IR will not end up a separate specialty. The entire essence of IR is being an an expert in imaging AND procedures. If you've ever closely watched a vascular surgeon perform endovascular work, or even a cardiologist, you will understand that the lack of imaging expertise is a severe limiting factor to what they can do (though it doesn't necessarily stop them from thinking otherwise). Moreover, the IR leadership (SIR) has made it abundantly clear that they do not want a split. Most of us in IR agree with that because we believe that as a specialty we are politically stronger together than separate. And as DR has become more and more commoditized, DR leadership (ACR) recognizes this as well.

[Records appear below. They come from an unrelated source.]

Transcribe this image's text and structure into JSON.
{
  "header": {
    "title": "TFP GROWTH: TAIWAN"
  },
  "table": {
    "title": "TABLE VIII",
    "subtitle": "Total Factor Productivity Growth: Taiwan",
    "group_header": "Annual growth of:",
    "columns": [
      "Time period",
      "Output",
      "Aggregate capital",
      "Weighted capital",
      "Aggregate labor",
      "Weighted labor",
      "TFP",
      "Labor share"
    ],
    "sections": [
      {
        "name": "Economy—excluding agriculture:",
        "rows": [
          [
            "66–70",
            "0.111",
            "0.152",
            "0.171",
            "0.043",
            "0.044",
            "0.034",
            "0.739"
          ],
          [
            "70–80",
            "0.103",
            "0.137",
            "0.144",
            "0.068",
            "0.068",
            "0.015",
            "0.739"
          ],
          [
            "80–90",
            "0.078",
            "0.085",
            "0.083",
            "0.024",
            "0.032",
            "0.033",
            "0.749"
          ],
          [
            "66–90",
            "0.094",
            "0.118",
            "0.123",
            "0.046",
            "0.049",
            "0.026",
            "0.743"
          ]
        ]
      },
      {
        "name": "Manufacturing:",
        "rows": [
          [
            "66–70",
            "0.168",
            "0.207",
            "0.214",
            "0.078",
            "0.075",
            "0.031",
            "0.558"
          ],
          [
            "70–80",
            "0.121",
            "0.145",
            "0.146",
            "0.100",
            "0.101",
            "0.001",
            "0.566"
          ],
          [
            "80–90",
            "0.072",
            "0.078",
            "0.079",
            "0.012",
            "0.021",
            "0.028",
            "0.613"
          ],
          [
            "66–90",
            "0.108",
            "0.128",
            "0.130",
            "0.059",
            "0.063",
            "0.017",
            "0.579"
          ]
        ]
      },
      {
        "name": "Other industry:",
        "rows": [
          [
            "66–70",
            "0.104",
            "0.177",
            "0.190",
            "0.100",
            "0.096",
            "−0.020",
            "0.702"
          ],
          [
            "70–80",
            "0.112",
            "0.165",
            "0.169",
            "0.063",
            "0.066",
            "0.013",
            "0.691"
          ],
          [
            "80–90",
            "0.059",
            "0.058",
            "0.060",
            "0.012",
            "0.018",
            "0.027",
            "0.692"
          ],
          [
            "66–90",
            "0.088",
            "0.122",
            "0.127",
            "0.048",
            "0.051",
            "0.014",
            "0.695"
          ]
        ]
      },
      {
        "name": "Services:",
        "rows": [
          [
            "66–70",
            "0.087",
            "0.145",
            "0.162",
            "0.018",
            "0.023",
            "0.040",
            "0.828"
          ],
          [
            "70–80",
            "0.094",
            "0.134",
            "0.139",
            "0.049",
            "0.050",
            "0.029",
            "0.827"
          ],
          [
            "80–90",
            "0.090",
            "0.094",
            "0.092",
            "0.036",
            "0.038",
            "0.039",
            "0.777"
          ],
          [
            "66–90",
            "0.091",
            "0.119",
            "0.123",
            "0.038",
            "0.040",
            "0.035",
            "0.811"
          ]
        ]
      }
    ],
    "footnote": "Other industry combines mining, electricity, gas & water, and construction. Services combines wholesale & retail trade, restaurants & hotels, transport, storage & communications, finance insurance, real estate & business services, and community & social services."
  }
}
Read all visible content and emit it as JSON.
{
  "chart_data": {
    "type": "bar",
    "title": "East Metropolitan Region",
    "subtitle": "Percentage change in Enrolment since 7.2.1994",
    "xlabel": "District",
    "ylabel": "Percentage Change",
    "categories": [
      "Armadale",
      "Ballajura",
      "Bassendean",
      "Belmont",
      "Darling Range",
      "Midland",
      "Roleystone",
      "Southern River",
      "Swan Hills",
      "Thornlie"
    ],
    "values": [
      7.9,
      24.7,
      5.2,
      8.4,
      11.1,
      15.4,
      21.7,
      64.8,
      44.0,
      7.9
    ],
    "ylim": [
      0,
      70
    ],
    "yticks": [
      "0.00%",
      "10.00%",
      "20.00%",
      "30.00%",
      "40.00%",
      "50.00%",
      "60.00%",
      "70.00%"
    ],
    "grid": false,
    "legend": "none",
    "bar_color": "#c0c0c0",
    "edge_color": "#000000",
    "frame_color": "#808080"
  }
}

I perform 75-80% IR and the rest of the time I help cover DR at my group - during the workday and on nightcall. I don't have any problems keeping up my diagnostic skills, though I'll admit I'm no where near as good in MSK or Neuro as my fellowship trained partners. On my diagnostic days I'm reading 100-120 studies - a mix of plain film, US, CT and a little MR. The few cases I might be puzzled by with I run by my diagnostic colleagues. The MSK and Neuro guys in my group are the go-to's for the orthopods and neurosurgeons, but I can consult with any other service (GI, Urology, Oncology) on the other cases.
IR/DR trainees will read diagnostic films after residency, just as people like myself (who did the traditional DR w/ IR fellowship route) do now. It helps the groups we work with, it helps us consult on cases we perform, it helps us perform the procedures we do, and most importantly it helps our patients.

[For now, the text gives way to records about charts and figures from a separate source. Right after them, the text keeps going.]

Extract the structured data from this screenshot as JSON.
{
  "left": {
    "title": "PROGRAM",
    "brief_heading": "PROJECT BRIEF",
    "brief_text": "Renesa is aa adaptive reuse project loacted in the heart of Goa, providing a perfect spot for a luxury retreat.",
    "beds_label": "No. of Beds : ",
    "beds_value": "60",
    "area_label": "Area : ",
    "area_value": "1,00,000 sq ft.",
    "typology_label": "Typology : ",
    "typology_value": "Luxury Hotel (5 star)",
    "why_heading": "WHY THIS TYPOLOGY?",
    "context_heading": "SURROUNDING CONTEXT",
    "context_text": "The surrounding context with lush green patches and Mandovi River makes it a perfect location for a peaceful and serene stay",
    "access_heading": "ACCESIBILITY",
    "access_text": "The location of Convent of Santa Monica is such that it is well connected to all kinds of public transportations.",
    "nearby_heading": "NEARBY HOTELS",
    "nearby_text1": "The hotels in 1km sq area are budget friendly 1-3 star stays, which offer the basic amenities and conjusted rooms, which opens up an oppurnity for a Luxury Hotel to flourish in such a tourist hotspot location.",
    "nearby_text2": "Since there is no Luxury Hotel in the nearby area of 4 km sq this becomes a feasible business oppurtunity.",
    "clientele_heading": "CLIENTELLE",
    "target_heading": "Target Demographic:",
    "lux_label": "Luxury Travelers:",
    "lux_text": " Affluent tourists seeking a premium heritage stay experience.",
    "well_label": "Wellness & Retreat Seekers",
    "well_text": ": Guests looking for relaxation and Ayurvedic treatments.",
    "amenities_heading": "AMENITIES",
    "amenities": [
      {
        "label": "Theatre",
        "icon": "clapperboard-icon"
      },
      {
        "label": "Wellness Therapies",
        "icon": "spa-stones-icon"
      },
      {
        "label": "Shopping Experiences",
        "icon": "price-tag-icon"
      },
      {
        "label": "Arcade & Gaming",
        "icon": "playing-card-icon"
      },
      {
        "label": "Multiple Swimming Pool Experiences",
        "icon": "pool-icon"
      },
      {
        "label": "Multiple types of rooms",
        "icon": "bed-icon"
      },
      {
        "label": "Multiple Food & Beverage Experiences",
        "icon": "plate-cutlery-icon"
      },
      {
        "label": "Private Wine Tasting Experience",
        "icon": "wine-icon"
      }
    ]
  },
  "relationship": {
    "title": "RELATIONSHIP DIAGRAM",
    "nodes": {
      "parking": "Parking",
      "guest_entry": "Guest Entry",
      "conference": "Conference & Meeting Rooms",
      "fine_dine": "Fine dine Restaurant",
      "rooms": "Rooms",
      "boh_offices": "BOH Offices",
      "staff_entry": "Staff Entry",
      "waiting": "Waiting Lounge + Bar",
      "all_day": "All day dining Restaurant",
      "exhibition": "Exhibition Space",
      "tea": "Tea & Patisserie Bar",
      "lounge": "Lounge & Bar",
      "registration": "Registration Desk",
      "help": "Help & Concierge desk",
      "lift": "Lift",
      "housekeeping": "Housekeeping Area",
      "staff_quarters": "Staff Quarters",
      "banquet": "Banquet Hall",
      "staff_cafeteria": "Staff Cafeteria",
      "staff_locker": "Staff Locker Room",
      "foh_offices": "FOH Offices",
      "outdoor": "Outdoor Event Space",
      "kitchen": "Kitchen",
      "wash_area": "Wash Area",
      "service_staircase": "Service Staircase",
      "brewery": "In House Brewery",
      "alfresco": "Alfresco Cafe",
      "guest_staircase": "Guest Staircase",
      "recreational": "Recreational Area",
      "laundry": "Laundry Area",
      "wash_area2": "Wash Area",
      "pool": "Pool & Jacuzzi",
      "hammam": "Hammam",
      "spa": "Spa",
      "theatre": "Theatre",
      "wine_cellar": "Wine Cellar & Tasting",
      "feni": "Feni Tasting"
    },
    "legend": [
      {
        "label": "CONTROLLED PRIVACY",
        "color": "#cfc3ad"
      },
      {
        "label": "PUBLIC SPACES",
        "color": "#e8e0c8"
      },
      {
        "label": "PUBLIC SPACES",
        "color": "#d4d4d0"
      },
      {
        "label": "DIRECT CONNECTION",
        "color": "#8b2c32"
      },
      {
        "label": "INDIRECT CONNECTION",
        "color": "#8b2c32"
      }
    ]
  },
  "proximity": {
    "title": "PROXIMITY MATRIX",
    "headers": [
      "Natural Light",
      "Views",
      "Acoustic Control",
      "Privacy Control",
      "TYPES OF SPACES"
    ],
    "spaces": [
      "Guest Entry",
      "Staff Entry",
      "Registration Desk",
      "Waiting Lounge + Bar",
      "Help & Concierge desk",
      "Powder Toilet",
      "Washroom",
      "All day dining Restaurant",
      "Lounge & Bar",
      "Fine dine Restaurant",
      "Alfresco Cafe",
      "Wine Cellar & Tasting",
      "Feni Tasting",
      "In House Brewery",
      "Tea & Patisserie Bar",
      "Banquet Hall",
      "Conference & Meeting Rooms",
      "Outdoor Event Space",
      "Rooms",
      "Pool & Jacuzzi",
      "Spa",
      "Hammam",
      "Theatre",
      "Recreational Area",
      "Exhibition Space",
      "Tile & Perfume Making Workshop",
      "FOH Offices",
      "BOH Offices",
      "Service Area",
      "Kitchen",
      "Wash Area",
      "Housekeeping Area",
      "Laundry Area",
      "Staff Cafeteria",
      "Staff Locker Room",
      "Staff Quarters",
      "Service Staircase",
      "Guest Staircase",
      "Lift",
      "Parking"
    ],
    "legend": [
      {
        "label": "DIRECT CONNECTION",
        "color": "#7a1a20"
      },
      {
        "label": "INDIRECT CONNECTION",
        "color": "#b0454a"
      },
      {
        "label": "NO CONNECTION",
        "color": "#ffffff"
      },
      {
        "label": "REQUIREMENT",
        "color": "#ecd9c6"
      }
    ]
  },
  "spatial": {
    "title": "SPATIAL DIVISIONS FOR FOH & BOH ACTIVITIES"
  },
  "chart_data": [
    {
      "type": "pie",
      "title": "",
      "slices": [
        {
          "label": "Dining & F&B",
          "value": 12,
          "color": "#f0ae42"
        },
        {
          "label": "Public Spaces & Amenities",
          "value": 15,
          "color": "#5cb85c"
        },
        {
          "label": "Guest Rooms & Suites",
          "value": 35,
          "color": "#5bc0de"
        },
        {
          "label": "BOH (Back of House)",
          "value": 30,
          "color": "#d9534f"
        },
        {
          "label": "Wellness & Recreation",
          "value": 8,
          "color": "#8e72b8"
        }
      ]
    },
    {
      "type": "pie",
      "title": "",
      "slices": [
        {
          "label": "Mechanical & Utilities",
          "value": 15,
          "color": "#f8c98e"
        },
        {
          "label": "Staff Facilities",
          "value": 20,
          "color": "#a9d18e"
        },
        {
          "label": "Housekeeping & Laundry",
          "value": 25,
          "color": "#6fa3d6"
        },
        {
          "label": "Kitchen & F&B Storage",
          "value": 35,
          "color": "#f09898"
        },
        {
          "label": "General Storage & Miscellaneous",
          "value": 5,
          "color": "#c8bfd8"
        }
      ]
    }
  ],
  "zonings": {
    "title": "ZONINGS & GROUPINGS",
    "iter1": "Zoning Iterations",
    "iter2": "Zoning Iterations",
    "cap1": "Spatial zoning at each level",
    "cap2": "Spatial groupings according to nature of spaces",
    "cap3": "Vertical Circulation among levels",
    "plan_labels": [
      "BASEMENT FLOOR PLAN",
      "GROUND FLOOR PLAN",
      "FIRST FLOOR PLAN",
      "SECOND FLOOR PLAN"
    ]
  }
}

Most training programs WON'T have crossover. That's why they are training programs. They are usually tertiary care centers where physicians are very specialized in what they do. That does not reflect the real world.

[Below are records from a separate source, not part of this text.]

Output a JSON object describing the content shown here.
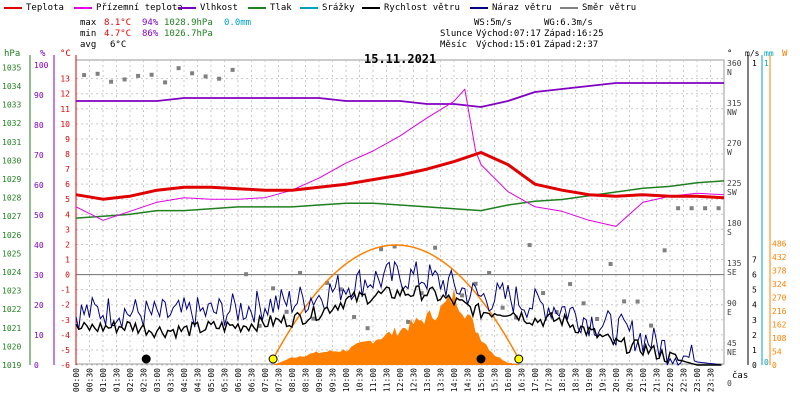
{
  "legend": [
    {
      "key": "teplota",
      "label": "Teplota",
      "color": "#e00000"
    },
    {
      "key": "prizemni",
      "label": "Přízemní teplota",
      "color": "#e000e0"
    },
    {
      "key": "vlhkost",
      "label": "Vlhkost",
      "color": "#8000c0"
    },
    {
      "key": "tlak",
      "label": "Tlak",
      "color": "#208020"
    },
    {
      "key": "srazky",
      "label": "Srážky",
      "color": "#00a0c0"
    },
    {
      "key": "rychlost",
      "label": "Rychlost větru",
      "color": "#000000"
    },
    {
      "key": "naraz",
      "label": "Náraz větru",
      "color": "#000080"
    },
    {
      "key": "smer",
      "label": "Směr větru",
      "color": "#808080"
    }
  ],
  "stats": {
    "max_label": "max",
    "max_temp": "8.1°C",
    "max_hum": "94%",
    "max_press": "1028.9hPa",
    "max_rain": "0.0mm",
    "min_label": "min",
    "min_temp": "4.7°C",
    "min_hum": "86%",
    "min_press": "1026.7hPa",
    "avg_label": "avg",
    "avg_temp": "6°C"
  },
  "wind_info": {
    "ws": "WS:5m/s",
    "wg": "WG:6.3m/s"
  },
  "sun": {
    "label": "Slunce",
    "rise": "Východ:07:17",
    "set": "Západ:16:25"
  },
  "moon": {
    "label": "Měsíc",
    "rise": "Východ:15:01",
    "set": "Západ:2:37"
  },
  "date": "15.11.2021",
  "colors": {
    "grid": "#c8c8c8",
    "temp": "#e00000",
    "ground": "#e000e0",
    "hum": "#8000c0",
    "press": "#208020",
    "rain": "#00a0c0",
    "wind": "#000000",
    "gust": "#000080",
    "dir": "#808080",
    "sun": "#ff8000",
    "sunmark": "#ffff00"
  },
  "chart_data": {
    "type": "line",
    "title": "15.11.2021",
    "xlabel": "čas",
    "x_ticks": [
      "00:00",
      "00:30",
      "01:00",
      "01:30",
      "02:00",
      "02:30",
      "03:00",
      "03:30",
      "04:00",
      "04:30",
      "05:00",
      "05:30",
      "06:00",
      "06:30",
      "07:00",
      "07:30",
      "08:00",
      "08:30",
      "09:00",
      "09:30",
      "10:00",
      "10:30",
      "11:00",
      "11:30",
      "12:00",
      "12:30",
      "13:00",
      "13:30",
      "14:00",
      "14:30",
      "15:00",
      "15:30",
      "16:00",
      "16:30",
      "17:00",
      "17:30",
      "18:00",
      "18:30",
      "19:00",
      "19:30",
      "20:00",
      "20:30",
      "21:00",
      "21:30",
      "22:00",
      "22:30",
      "23:00",
      "23:30"
    ],
    "axes": {
      "hpa": {
        "label": "hPa",
        "ticks": [
          "1035",
          "1034",
          "1033",
          "1032",
          "1031",
          "1030",
          "1029",
          "1028",
          "1027",
          "1026",
          "1025",
          "1024",
          "1023",
          "1022",
          "1021",
          "1020",
          "1019"
        ],
        "range": [
          1019,
          1035.5
        ]
      },
      "pct": {
        "label": "%",
        "ticks": [
          "100",
          "90",
          "80",
          "70",
          "60",
          "50",
          "40",
          "30",
          "20",
          "10",
          "0"
        ],
        "range": [
          0,
          100
        ]
      },
      "degc": {
        "label": "°C",
        "ticks": [
          "13",
          "12",
          "11",
          "10",
          "9",
          "8",
          "7",
          "6",
          "5",
          "4",
          "3",
          "2",
          "1",
          "0",
          "-1",
          "-2",
          "-3",
          "-4",
          "-5",
          "-6"
        ],
        "range": [
          -6,
          13.5
        ]
      },
      "dir": {
        "label": "°",
        "ticks": [
          "360",
          "315",
          "270",
          "225",
          "180",
          "135",
          "90",
          "45",
          "0"
        ],
        "names": [
          "N",
          "NW",
          "W",
          "SW",
          "S",
          "SE",
          "E",
          "NE",
          ""
        ]
      },
      "ms": {
        "label": "m/s",
        "ticks": [
          "1",
          "7",
          "6",
          "5",
          "4",
          "3",
          "2",
          "1",
          "0"
        ]
      },
      "mm": {
        "label": "mm",
        "ticks": [
          "1",
          "0"
        ]
      },
      "w": {
        "label": "W",
        "ticks": [
          "486",
          "432",
          "378",
          "324",
          "270",
          "216",
          "162",
          "108",
          "54",
          "0"
        ]
      }
    },
    "series": [
      {
        "name": "Teplota",
        "unit": "°C",
        "x": [
          0,
          1,
          2,
          3,
          4,
          5,
          6,
          7,
          8,
          9,
          10,
          11,
          12,
          13,
          14,
          15,
          16,
          17,
          18,
          19,
          20,
          21,
          22,
          23,
          24
        ],
        "values": [
          5.3,
          5.0,
          5.2,
          5.6,
          5.8,
          5.8,
          5.7,
          5.6,
          5.6,
          5.8,
          6.0,
          6.3,
          6.6,
          7.0,
          7.5,
          8.1,
          7.3,
          6.0,
          5.6,
          5.3,
          5.2,
          5.3,
          5.2,
          5.2,
          5.1
        ]
      },
      {
        "name": "Přízemní teplota",
        "unit": "°C",
        "x": [
          0,
          1,
          2,
          3,
          4,
          5,
          6,
          7,
          8,
          9,
          10,
          11,
          12,
          13,
          14,
          14.4,
          14.8,
          15,
          16,
          17,
          18,
          19,
          20,
          21,
          22,
          23,
          24
        ],
        "values": [
          4.5,
          3.6,
          4.2,
          4.8,
          5.1,
          5.0,
          5.0,
          5.1,
          5.6,
          6.4,
          7.4,
          8.2,
          9.2,
          10.4,
          11.5,
          12.3,
          8.2,
          7.3,
          5.5,
          4.5,
          4.2,
          3.6,
          3.2,
          4.8,
          5.2,
          5.4,
          5.3
        ]
      },
      {
        "name": "Vlhkost",
        "unit": "%",
        "x": [
          0,
          1,
          2,
          3,
          4,
          5,
          6,
          7,
          8,
          9,
          10,
          11,
          12,
          13,
          14,
          15,
          16,
          17,
          18,
          19,
          20,
          21,
          22,
          23,
          24
        ],
        "values": [
          88,
          88,
          88,
          88,
          89,
          89,
          89,
          89,
          89,
          89,
          88,
          88,
          88,
          87,
          87,
          86,
          88,
          91,
          92,
          93,
          94,
          94,
          94,
          94,
          94
        ]
      },
      {
        "name": "Tlak",
        "unit": "hPa",
        "x": [
          0,
          1,
          2,
          3,
          4,
          5,
          6,
          7,
          8,
          9,
          10,
          11,
          12,
          13,
          14,
          15,
          16,
          17,
          18,
          19,
          20,
          21,
          22,
          23,
          24
        ],
        "values": [
          1026.9,
          1027.0,
          1027.1,
          1027.3,
          1027.3,
          1027.4,
          1027.5,
          1027.5,
          1027.5,
          1027.6,
          1027.7,
          1027.7,
          1027.6,
          1027.5,
          1027.4,
          1027.3,
          1027.6,
          1027.8,
          1027.9,
          1028.1,
          1028.3,
          1028.5,
          1028.6,
          1028.8,
          1028.9
        ]
      },
      {
        "name": "Rychlost větru",
        "unit": "m/s",
        "x": [
          0,
          1,
          2,
          3,
          4,
          5,
          6,
          7,
          8,
          9,
          10,
          11,
          12,
          13,
          14,
          15,
          16,
          17,
          18,
          19,
          20,
          21,
          22,
          23,
          24
        ],
        "values": [
          2.4,
          2.5,
          2.6,
          2.3,
          2.3,
          2.5,
          2.6,
          2.8,
          3.0,
          3.5,
          4.3,
          4.6,
          4.8,
          4.8,
          4.2,
          3.5,
          3.6,
          3.0,
          3.0,
          2.2,
          1.4,
          1.1,
          0.5,
          0.0,
          0.0
        ]
      },
      {
        "name": "Náraz větru",
        "unit": "m/s",
        "x": [
          0,
          1,
          2,
          3,
          4,
          5,
          6,
          7,
          8,
          9,
          10,
          11,
          12,
          13,
          14,
          15,
          16,
          17,
          18,
          19,
          20,
          21,
          22,
          23,
          24
        ],
        "values": [
          3.4,
          3.6,
          3.5,
          3.3,
          3.4,
          3.5,
          3.7,
          4.0,
          4.2,
          4.6,
          5.3,
          5.7,
          5.9,
          5.8,
          5.2,
          4.5,
          4.5,
          4.0,
          3.8,
          3.0,
          2.4,
          1.8,
          1.0,
          0.2,
          0.0
        ]
      },
      {
        "name": "Sluneční záření",
        "unit": "W",
        "x": [
          7.3,
          8,
          9,
          10,
          11,
          12,
          13,
          13.5,
          14,
          14.5,
          15,
          15.5,
          16,
          16.5
        ],
        "values": [
          0,
          30,
          50,
          60,
          100,
          140,
          190,
          220,
          280,
          200,
          110,
          40,
          10,
          0
        ]
      }
    ]
  }
}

I think the notion that the best IR programs have mediocre DR training is false. The two training components do not affect each other. The first 3 years of an IR/DR residency is the same as the DR residency. You still must take and pass the core exam. Instead of a mini-fellowsihp in the R4 year, you're doing mostly IR, and then you're doing a 2nd IR year when you would normally do fellowship.
IR will not end up a separate specialty. The entire essence of IR is being an an expert in imaging AND procedures. If you've ever closely watched a vascular surgeon perform endovascular work, or even a cardiologist, you will understand that the lack of imaging expertise is a severe limiting factor to what they can do (though it doesn't necessarily stop them from thinking otherwise). Moreover, the IR leadership (SIR) has made it abundantly clear that they do not want a split. Most of us in IR agree with that because we believe that as a specialty we are politically stronger together than separate.
It is far different when comparing a diagnostic radiology program from a strong interventional radiology program. If you want to do IR well, you should go to a program that will train you to be able to independently build a practice immediately after training. Most IR training programs (unless you go to BCVI) will get you ready enough to do that.
Are all these new integrated IR residencies in addition to existing fellowships, or are they replacing them on a near 1 for 1 basis?
I was under the impression there would be 2 year fellowships instead (I.e. You basically just do the 2 years of IR that an IR residency would have) at a given institution. I'm sure those will be decreased but still existent for people who loved rads and did not discover IR until they began residency.
Out of the programs that now have integrated IR residencies, which do you guys think are the most well rounded and offer the best DR and IR training?
Yale has a great program. FWIW, one of the fellows left a Harvard programs to come to Yale due to the concerns mentioned above.